校長は自分が在任中に問題を起こしたくない。
担任は「知らなかった」ということで責任逃れをしようとする。
いじめが、被害児童の両親等により表面化され、社会的な問題として報道されない限り、
解決の糸口が見えない。
「自己保身」という厄介なものがあるから、「隠蔽」の体質がいつまで経っても改善されない。
教育に携わる者が、自己保身に囚われてしまえば、
その時点で「教育の理念」はなし崩しに失われてしまう。
生徒との信頼関係もなし崩しに失われてしまう。
教壇に立って、どんな正しい教育理念を語っても、
信頼関係の失われた現場では、言葉だけが空回りしてしまう。
最近の「いじめ」報道から2題を紹介します。
① 神奈川県茅ケ崎市立小学校
いじめで不登校になったと両親が訴え、担任は学校の聞き取りに、いじめに気づかなかったと説明。
学校側(校長)もこれを認めた。
しかし、第三者委の調査によれば、担任だった女性教論は、「いじめを見て見ぬふりをした」と説明。
調査が進むに従い教師としてあるまじき行為が判明。
「注意するのが面倒になった」と告白。
4年生の男子児童(10)は、学校に通えなくなり、心的外傷後ストレス障害(PTSD)と診断された。
第三者委は、担任が適切な対応をせず、学校も組織的な対応が不十分だったと報告書を市教委に答申した。
② 沖縄県豊見城(とみぐすく)市の小学校
「日常的に繰り返されたいじめが自死の主たる要因の一つ」と、第三者委は調査報告書の答申を公表。
小学4年の男児(9)は、
自殺を図る直前に学校が行った定期アンケートに「いつもいじわるをされている」と記していたが、
学校はこのことについて具体的な対応を取らなかった。
もう少し具体的に紹介すると、「いじわるされている。
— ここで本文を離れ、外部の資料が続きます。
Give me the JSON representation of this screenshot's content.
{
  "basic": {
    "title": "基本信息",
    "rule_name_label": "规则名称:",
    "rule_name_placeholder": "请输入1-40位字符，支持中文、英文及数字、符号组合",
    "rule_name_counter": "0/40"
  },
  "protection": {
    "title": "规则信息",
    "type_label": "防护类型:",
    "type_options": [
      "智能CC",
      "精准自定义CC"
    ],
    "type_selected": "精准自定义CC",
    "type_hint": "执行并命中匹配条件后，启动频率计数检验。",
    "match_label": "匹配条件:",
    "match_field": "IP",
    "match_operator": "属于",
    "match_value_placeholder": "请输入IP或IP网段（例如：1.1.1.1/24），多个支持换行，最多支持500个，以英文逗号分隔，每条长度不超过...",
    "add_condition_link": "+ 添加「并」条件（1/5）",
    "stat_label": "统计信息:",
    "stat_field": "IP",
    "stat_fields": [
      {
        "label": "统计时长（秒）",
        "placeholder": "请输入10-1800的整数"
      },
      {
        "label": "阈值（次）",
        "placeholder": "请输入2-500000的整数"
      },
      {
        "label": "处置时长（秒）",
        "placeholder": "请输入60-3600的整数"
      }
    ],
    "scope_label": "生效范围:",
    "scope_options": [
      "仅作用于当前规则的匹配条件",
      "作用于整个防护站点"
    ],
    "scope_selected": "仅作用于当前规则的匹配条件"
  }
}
どうすればいいんですか」。
児童のSOSだ。
命の叫びだ。
これに対して学校は「トラブルであり、いじめではない」と判断し、何の対応も取らなかった。
一歩譲って「トラブルであり、いじめではない」と判断したとしても、
トラブルの内容すら把握することなく放置した無神経な姿勢は決して許されない。
定期アンケートてあるが、規則通り、マニュアル通りに実施して、
実施したという実績だけを残すようなアンケートなら全く意味がない。
児童は担任にも相談していたが、学校は具体的な対応を取らなかった。
「これまで学校や市教委から誠意のある対応はなかった」と、遺族はコメントしている。
第三者委員会は調査報告の答申書の中で、適切な対応を怠った学校側を
「自らを正当化し、保身を図る行為であり、教育者としてあってはならない」と厳しく批判している。
学校という密室の中で繰り広げられる、「正当化と自己保身」が無くならなければ、
児童の健全な発達をうながすことはできないし、基本的な教育の 充実は望めないと思います。